Women Sailors of the 1930s: Annette Brock Davis

March 12, 2019 Posted by: Erin Rose Conner
Annette Brock David and Crew

   Have you ever heard the old saying, “A woman aboard ship is bad luck?” Back in the 1930s, that was one of the things Annette Brock Davis was told when she decided to set sail aboard a training ship. Luckily for us, she didn’t listen—and she wrote down her adventures where we can all read about them. 
   Annette’s mother was English, she married a Canadian and took her daughter back and forth in steamers on her frequent visits home. Annette went to school in Switzerland, Italy, and the French Riviera. By her early teens she had fallen in love with ships and sailing, was reading seamanship textbooks, and building scale models of them. She sold some of those detailed, well-crafted pieces and put the money away for the day she would find a way to go to sea. She spent some of this money to take a correspondence course in navigation, and later to attend a commercial sailor’s school in London. 
   We know her story in such detail because of her book, My Year Before the Mast. She wrote it in the last years of her life, with the encouragement of many. Her voice is clearly preserved, along with her unique experience of her time. Her story is at times, harrowing, victorious, and wise. She wrote from the perspective of a long life, well lived, and if you want to know more about her, I urge you to seek it out. You might find yourself dreaming of going to sea yourself by the time you finish it! 
   Annette made friends with Ben Davis, a young crewman on a Cunard Line steamer. He fell in love with her and they began writing to each other. When, in 1933, Annette got hold of a newspaper clipping about Betty Jacobsen, a secretary who sailed with Alan Villiers in the Parma, she immediately wrote to the Captain of that ship, and to Ben, asking him to visit Captain De Cloux on her behalf. She also sent Ben to the offices of the Erickson Line, the owners of that ship. In due course she received a telegram from them, and an offer of an apprenticeship. 
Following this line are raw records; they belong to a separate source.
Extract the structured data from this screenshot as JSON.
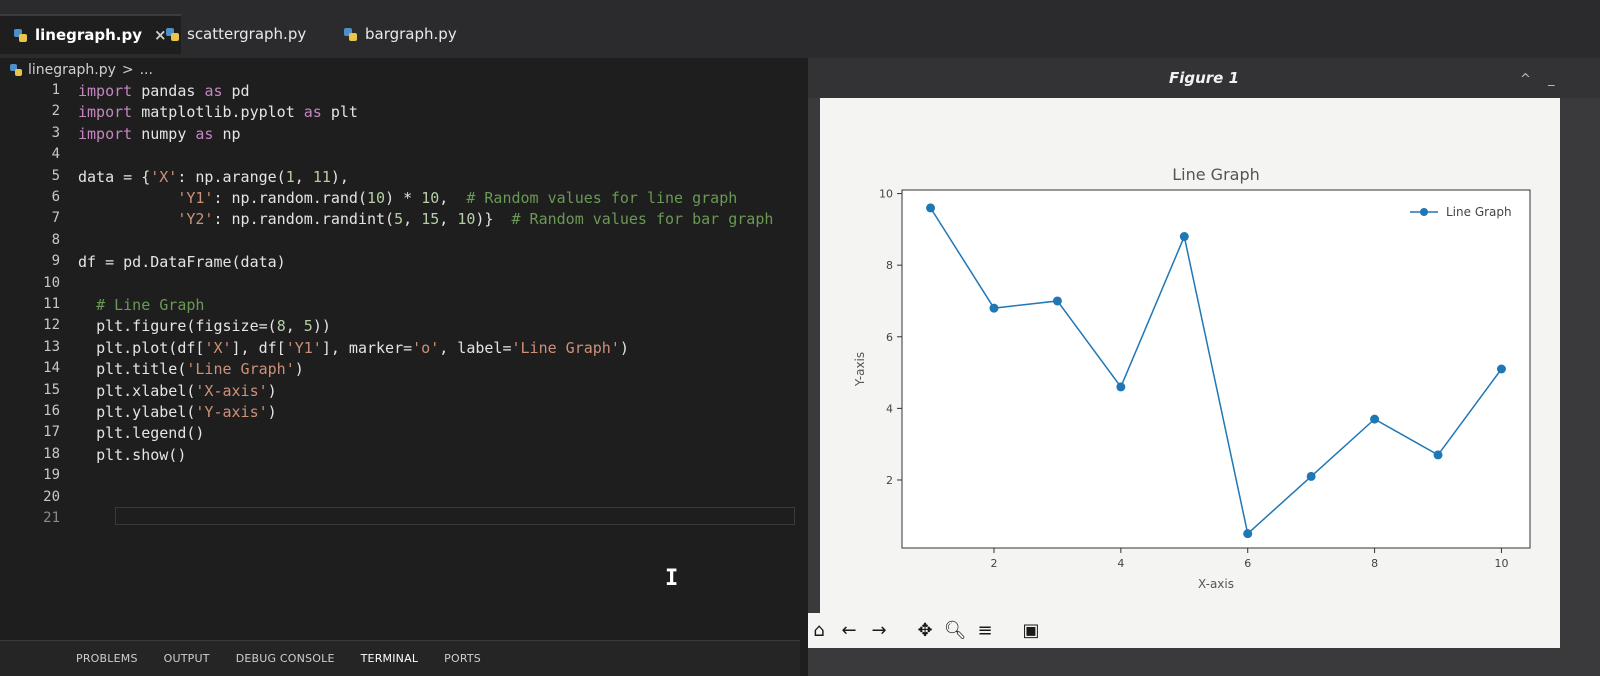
{
  "tabs": [
    {
      "label": "linegraph.py",
      "active": true
    },
    {
      "label": "scattergraph.py",
      "active": false
    },
    {
      "label": "bargraph.py",
      "active": false
    }
  ],
  "close_glyph": "×",
  "breadcrumb": {
    "file": "linegraph.py",
    "sep": ">",
    "more": "..."
  },
  "code_lines": [
    {
      "n": "1",
      "indent": 0,
      "parts": [
        [
          "kw",
          "import"
        ],
        [
          "t",
          " pandas "
        ],
        [
          "kw",
          "as"
        ],
        [
          "t",
          " pd"
        ]
      ]
    },
    {
      "n": "2",
      "indent": 0,
      "parts": [
        [
          "kw",
          "import"
        ],
        [
          "t",
          " matplotlib.pyplot "
        ],
        [
          "kw",
          "as"
        ],
        [
          "t",
          " plt"
        ]
      ]
    },
    {
      "n": "3",
      "indent": 0,
      "parts": [
        [
          "kw",
          "import"
        ],
        [
          "t",
          " numpy "
        ],
        [
          "kw",
          "as"
        ],
        [
          "t",
          " np"
        ]
      ]
    },
    {
      "n": "4",
      "indent": 0,
      "parts": []
    },
    {
      "n": "5",
      "indent": 0,
      "parts": [
        [
          "t",
          "data = {"
        ],
        [
          "str",
          "'X'"
        ],
        [
          "t",
          ": np.arange("
        ],
        [
          "num",
          "1"
        ],
        [
          "t",
          ", "
        ],
        [
          "num",
          "11"
        ],
        [
          "t",
          "),"
        ]
      ]
    },
    {
      "n": "6",
      "indent": 11,
      "parts": [
        [
          "str",
          "'Y1'"
        ],
        [
          "t",
          ": np.random.rand("
        ],
        [
          "num",
          "10"
        ],
        [
          "t",
          ") * "
        ],
        [
          "num",
          "10"
        ],
        [
          "t",
          ",  "
        ],
        [
          "cm",
          "# Random values for line graph"
        ]
      ]
    },
    {
      "n": "7",
      "indent": 11,
      "parts": [
        [
          "str",
          "'Y2'"
        ],
        [
          "t",
          ": np.random.randint("
        ],
        [
          "num",
          "5"
        ],
        [
          "t",
          ", "
        ],
        [
          "num",
          "15"
        ],
        [
          "t",
          ", "
        ],
        [
          "num",
          "10"
        ],
        [
          "t",
          ")}  "
        ],
        [
          "cm",
          "# Random values for bar graph"
        ]
      ]
    },
    {
      "n": "8",
      "indent": 0,
      "parts": []
    },
    {
      "n": "9",
      "indent": 0,
      "parts": [
        [
          "t",
          "df = pd.DataFrame(data)"
        ]
      ]
    },
    {
      "n": "10",
      "indent": 0,
      "parts": []
    },
    {
      "n": "11",
      "indent": 2,
      "parts": [
        [
          "cm",
          "# Line Graph"
        ]
      ]
    },
    {
      "n": "12",
      "indent": 2,
      "parts": [
        [
          "t",
          "plt.figure(figsize=("
        ],
        [
          "num",
          "8"
        ],
        [
          "t",
          ", "
        ],
        [
          "num",
          "5"
        ],
        [
          "t",
          "))"
        ]
      ]
    },
    {
      "n": "13",
      "indent": 2,
      "parts": [
        [
          "t",
          "plt.plot(df["
        ],
        [
          "str",
          "'X'"
        ],
        [
          "t",
          "], df["
        ],
        [
          "str",
          "'Y1'"
        ],
        [
          "t",
          "], marker="
        ],
        [
          "str",
          "'o'"
        ],
        [
          "t",
          ", label="
        ],
        [
          "str",
          "'Line Graph'"
        ],
        [
          "t",
          ")"
        ]
      ]
    },
    {
      "n": "14",
      "indent": 2,
      "parts": [
        [
          "t",
          "plt.title("
        ],
        [
          "str",
          "'Line Graph'"
        ],
        [
          "t",
          ")"
        ]
      ]
    },
    {
      "n": "15",
      "indent": 2,
      "parts": [
        [
          "t",
          "plt.xlabel("
        ],
        [
          "str",
          "'X-axis'"
        ],
        [
          "t",
          ")"
        ]
      ]
    },
    {
      "n": "16",
      "indent": 2,
      "parts": [
        [
          "t",
          "plt.ylabel("
        ],
        [
          "str",
          "'Y-axis'"
        ],
        [
          "t",
          ")"
        ]
      ]
    },
    {
      "n": "17",
      "indent": 2,
      "parts": [
        [
          "t",
          "plt.legend()"
        ]
      ]
    },
    {
      "n": "18",
      "indent": 2,
      "parts": [
        [
          "t",
          "plt.show()"
        ]
      ]
    },
    {
      "n": "19",
      "indent": 0,
      "parts": []
    },
    {
      "n": "20",
      "indent": 0,
      "parts": []
    },
    {
      "n": "21",
      "indent": 0,
      "parts": []
    }
  ],
  "panel_tabs": [
    "PROBLEMS",
    "OUTPUT",
    "DEBUG CONSOLE",
    "TERMINAL",
    "PORTS"
  ],
  "figure_window": {
    "title": "Figure 1"
  },
  "toolbar_icons": [
    "home-icon",
    "back-arrow-icon",
    "forward-arrow-icon",
    "pan-icon",
    "zoom-icon",
    "configure-subplots-icon",
    "save-icon"
  ],
  "colors": {
    "line": "#1f77b4",
    "axes_bg": "#ffffff",
    "editor_bg": "#1e1e1e"
  },
  "chart_data": {
    "type": "line",
    "title": "Line Graph",
    "xlabel": "X-axis",
    "ylabel": "Y-axis",
    "xlim": [
      0.55,
      10.45
    ],
    "ylim": [
      0.1,
      10.1
    ],
    "xticks": [
      2,
      4,
      6,
      8,
      10
    ],
    "yticks": [
      2,
      4,
      6,
      8,
      10
    ],
    "legend": "top-right",
    "grid": false,
    "series": [
      {
        "name": "Line Graph",
        "marker": "o",
        "x": [
          1,
          2,
          3,
          4,
          5,
          6,
          7,
          8,
          9,
          10
        ],
        "y": [
          9.6,
          6.8,
          7.0,
          4.6,
          8.8,
          0.5,
          2.1,
          3.7,
          2.7,
          5.1
        ]
      }
    ]
  }
}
   Unlike the male apprentices, Annette’s contract did not contain the standard clause guaranteeing the trainee a job at the end of the apprenticeship, and the fee was twice what male apprentices paid. Also, at twenty-three years old, Annette had to get a signed statement from her father to prove he had given her permission to go. This was only the beginning of her challenges. 
   Annette faced a crew who didn’t want her there and made their displeasure clear. She was bad luck, and they didn’t expect her to work. In her place what might you have done? Annette had come too far to turn back, and she worked hard, first simply to be assigned meaningful tasks, and then to prove herself by doing them well. In the end, by hooking the flailing end of a staysail, a stupid and dangerous act, she won the respect of her shipmates and at last life aboard started to get better. By the time the ship reached Australia, Annette, now “Jackie,” was part of the crew. 
   At the end of the voyage, the ship was met by a reporter. When Annette tried to direct him to the Captain, she found that he’d come to see her. Without a second thought, she took the reporter aloft to get a good picture, and caught the crew looking up, laughing at their “girl apprentice” coaxing a terrified man up the rig. She suddenly realized just how far she had come and saw herself, at last, the equal of any man in the crew. Ben Davis met her at the ship and she traveled with him to London, where an even greater confirmation of her skill awaited: orders sent from the agents of the Erickson Line offering her a place as ordinary seaman in one of their vessels. Annette married Ben in secret, though, and when the shipping line found out, the offer was rescinded. 
   Annette Brock Davis was the quintessential exceptional woman. She had to be twice as capable as the men to get half as far as they did—and she managed to get a job as a professional mariner on her own merits. She overcame hardships that her shipmates never had to face, and got her foot on the first rung to her goal—a mate’s ticket, only to find it jerked out from under her for doing something women are now expected and encouraged to do; to have it all, a career and a marriage. She never questions her choices, though she does on many occasions question her competence. When every voice around you is telling you you’re in some way lacking, it’s hardly surprising that even a person who is sure of herself and her own mind might do the same. It is telling, in the end, that she had to be persuaded that her adventures were worth recording. You could do worse this Women’s History Month than to go down to your local library and read her story for yourself.